Sytin's house in Sytinsky lane (Дом Сытина в Сытинском переулке) is a wooden building in the center of Moscow (Sytinsky lane, house 5, building 5). A unique example of the construction of the city before the fire of 1812, it is the main house of the city manor of the noble family Sytinykh. The house was built in 1804 in the classicism style. It has the status of an object of cultural heritage of federal significance.

== History ==
The wooden manor house was built on the site owned by the brigadier Andrei Sytin. In April 1804, the Moscow office of buildings gave permission for its construction, and it was erected at the end of the summer construction season. Satyn's house was not damaged during the Moscow fire of 1812. On both sides of it stood two small outbuildings, but only the left one has survived strong reconstructions. On the site of the right wing, an apartment house was built in 1903 by architect A. N. Sokolov.

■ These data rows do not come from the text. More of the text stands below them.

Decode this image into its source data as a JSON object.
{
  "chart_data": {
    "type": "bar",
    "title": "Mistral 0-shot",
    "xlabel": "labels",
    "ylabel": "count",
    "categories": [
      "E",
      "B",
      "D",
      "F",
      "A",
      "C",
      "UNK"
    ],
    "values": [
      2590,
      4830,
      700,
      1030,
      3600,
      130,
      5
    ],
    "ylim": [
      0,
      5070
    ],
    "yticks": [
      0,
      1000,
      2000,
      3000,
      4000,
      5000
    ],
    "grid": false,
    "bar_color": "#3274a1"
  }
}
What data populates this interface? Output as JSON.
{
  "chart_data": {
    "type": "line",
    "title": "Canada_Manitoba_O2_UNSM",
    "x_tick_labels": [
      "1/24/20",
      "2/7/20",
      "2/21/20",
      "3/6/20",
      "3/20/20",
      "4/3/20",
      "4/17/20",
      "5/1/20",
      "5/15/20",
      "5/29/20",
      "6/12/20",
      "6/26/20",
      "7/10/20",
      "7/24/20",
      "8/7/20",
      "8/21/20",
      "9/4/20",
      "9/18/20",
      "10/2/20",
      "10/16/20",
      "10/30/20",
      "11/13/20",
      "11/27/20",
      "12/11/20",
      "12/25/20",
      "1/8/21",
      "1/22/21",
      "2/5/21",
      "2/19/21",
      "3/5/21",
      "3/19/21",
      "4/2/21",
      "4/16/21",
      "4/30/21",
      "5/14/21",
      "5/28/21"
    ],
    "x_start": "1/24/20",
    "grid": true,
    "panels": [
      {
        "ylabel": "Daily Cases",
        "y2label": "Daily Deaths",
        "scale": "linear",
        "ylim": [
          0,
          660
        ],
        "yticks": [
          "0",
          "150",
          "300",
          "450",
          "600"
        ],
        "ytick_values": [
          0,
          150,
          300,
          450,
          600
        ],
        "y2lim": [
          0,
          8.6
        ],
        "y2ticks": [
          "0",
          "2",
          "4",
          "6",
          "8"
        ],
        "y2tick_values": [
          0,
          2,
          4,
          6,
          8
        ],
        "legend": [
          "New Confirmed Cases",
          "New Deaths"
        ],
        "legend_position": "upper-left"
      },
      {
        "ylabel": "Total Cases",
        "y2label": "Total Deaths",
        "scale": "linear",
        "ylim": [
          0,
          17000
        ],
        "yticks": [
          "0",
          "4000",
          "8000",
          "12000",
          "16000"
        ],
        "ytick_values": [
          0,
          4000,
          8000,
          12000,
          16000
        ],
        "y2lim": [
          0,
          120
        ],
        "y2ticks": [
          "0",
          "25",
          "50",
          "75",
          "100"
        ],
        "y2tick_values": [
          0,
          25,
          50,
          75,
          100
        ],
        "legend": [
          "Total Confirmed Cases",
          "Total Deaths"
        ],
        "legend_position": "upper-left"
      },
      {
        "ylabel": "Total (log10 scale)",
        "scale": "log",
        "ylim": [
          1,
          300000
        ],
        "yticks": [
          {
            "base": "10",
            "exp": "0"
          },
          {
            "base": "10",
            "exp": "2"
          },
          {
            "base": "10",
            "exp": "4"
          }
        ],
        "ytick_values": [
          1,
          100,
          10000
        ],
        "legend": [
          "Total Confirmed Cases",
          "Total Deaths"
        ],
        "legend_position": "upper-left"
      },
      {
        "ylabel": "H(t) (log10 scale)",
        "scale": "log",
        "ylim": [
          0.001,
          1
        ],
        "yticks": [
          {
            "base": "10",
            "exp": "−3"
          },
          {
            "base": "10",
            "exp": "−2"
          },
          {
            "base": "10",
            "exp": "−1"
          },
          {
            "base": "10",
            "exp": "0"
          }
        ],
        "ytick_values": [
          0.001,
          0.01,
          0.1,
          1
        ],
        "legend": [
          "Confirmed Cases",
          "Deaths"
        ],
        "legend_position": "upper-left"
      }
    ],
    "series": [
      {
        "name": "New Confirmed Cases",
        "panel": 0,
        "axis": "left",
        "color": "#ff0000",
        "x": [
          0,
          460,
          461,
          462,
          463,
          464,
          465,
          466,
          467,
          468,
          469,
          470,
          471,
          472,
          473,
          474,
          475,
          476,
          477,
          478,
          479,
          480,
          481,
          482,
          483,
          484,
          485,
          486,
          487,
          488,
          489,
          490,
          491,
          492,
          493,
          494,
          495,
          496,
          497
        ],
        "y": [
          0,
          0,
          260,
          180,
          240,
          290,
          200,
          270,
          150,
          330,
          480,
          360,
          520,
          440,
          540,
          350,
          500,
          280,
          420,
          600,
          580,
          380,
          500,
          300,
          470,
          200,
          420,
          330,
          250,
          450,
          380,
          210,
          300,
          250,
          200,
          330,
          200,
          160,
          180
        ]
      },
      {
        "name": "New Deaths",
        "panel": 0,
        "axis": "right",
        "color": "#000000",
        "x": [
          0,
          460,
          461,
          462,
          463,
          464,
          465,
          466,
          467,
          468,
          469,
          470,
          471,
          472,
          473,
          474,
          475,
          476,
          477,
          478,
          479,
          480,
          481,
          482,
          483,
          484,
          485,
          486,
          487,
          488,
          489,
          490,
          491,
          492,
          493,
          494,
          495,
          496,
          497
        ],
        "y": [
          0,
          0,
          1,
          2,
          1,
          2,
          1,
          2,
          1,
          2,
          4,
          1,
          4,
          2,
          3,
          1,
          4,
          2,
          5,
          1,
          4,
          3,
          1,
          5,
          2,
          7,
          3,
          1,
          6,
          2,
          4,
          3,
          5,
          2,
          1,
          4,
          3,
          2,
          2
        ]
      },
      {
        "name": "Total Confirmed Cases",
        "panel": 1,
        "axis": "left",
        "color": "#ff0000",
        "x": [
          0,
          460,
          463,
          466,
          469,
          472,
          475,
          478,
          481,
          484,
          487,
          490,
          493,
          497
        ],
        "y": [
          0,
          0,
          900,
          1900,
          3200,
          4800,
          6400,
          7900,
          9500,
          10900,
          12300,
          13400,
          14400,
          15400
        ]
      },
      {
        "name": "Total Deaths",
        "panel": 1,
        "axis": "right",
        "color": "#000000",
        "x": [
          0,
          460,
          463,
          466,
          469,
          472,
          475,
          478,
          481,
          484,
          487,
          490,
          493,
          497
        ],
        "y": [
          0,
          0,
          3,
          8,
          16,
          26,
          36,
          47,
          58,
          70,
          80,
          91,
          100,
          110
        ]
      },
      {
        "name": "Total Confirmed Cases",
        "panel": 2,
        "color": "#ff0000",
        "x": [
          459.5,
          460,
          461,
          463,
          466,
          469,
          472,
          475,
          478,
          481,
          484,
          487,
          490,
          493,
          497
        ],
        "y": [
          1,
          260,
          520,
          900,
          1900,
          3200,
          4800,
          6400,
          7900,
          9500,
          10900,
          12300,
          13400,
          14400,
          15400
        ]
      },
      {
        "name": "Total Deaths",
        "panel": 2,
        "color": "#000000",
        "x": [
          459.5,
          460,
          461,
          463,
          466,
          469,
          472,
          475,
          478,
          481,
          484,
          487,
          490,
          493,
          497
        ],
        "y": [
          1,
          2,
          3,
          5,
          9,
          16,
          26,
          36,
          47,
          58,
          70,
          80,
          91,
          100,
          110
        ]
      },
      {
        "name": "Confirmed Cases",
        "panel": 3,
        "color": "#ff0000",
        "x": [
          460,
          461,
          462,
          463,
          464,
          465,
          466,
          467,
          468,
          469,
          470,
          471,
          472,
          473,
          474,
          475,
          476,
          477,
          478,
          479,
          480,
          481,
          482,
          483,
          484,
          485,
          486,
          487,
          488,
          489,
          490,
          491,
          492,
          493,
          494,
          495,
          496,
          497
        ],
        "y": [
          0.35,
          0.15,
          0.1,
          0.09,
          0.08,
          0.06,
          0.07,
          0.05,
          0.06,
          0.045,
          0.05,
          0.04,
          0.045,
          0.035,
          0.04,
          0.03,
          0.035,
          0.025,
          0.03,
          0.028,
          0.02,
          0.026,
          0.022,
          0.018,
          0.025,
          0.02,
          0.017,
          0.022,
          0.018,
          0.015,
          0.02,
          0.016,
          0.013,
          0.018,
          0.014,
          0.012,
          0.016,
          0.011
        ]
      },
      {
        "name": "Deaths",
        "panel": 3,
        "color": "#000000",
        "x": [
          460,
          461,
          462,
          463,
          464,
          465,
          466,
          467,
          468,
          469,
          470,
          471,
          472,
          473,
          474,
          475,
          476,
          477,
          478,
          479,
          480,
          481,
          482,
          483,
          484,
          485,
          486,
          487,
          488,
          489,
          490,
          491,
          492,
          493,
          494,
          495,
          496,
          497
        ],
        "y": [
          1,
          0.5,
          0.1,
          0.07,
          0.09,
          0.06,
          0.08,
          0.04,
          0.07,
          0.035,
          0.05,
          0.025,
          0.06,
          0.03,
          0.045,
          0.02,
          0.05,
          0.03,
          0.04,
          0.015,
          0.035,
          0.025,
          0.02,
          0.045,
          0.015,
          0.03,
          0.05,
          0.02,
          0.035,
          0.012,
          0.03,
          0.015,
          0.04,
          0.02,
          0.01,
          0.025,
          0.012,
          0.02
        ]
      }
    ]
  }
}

By the beginning of the 21st century, the house had been empty for several years, which had a poor effect on its condition. There are plans to carry out restoration works.

== Architecture and design ==
A one-story wooden frame was built on a more ancient stone foundation of the 17th century, which has been lined with boards outside. The central part of the main facade is marked with a small portico with four thin Corinthian columns. The portico ends with a pediment with a semicircular window. High eight-glass windows of the main facade are framed with platbands and crowned with molded patterns in Empire style (featuring lunettes and medallions) that appeared after the Patriotic War of 1812. The house of Sytin contains a suite of high ceremonial premises on the street side and a mezzanine above the low back rooms. The preserved furnace is lined with white ceramic tiles with craquelures. Molded caryatids have been added on the western wall of the staircase in the second half of the 19th century.